Fig. 6: Illustration of method to choose flow law parameters. | Nature Communications

Fig. 6: Illustration of method to choose flow law parameters.

From: Rapid subduction initiation and magmatism in the Western Pacific driven by internal vertical forces

Fig. 6

a The flow laws used in this study, for dislocation creep and diffusion creep, are plotted in red. Experimentally determined flow laws for hydrated peridotite, commonly used for mantle material in geodynamic numerical models, are plotted in black for reference.

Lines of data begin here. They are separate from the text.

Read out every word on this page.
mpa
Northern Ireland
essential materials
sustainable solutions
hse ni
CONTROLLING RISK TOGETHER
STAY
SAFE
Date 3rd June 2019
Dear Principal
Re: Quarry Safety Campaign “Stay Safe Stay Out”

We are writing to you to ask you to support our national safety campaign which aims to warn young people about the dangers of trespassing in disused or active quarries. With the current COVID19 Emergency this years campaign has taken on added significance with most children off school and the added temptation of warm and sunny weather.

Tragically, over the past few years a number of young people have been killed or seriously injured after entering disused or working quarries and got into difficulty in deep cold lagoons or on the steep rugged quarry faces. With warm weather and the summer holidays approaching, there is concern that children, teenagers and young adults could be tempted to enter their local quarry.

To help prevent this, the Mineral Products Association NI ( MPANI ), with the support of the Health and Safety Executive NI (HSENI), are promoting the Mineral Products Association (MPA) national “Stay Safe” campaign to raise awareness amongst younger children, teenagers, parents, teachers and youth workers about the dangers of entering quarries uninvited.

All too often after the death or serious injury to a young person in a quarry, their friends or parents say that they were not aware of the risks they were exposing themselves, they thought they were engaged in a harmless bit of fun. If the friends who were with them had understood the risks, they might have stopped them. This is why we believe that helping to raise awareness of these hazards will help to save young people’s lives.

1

The studies that determined these diffusion creep flow laws are (listed from strongest to weakest at 1000 °C): Hirth and Kohlstedt43, Jaoul et al.44, and Houlier et al.45. Similarly, the studies for these dislocation creep flow laws: Kirby and Kronenberg46 and Hirth and Kohlstedt43 Karato and Wu47. b We use an approximate Arrhenius formulation of the exponential flow law for Peierl’s creep of hydrated peridotite, determined by Katayama and Karato36 (as our modelling technique does not allow for exponential flow laws). We used a parameter grid search to minimise the total misfit between our flow law and the flow law of Katayama and Karato36 in temperature-stress space (using our yield stress, or 8 × 108 Pa, as the maximum stress). These panels show the viscosity as given by Katayama and Karato36; the viscosity used in our study; and the minimised misfit.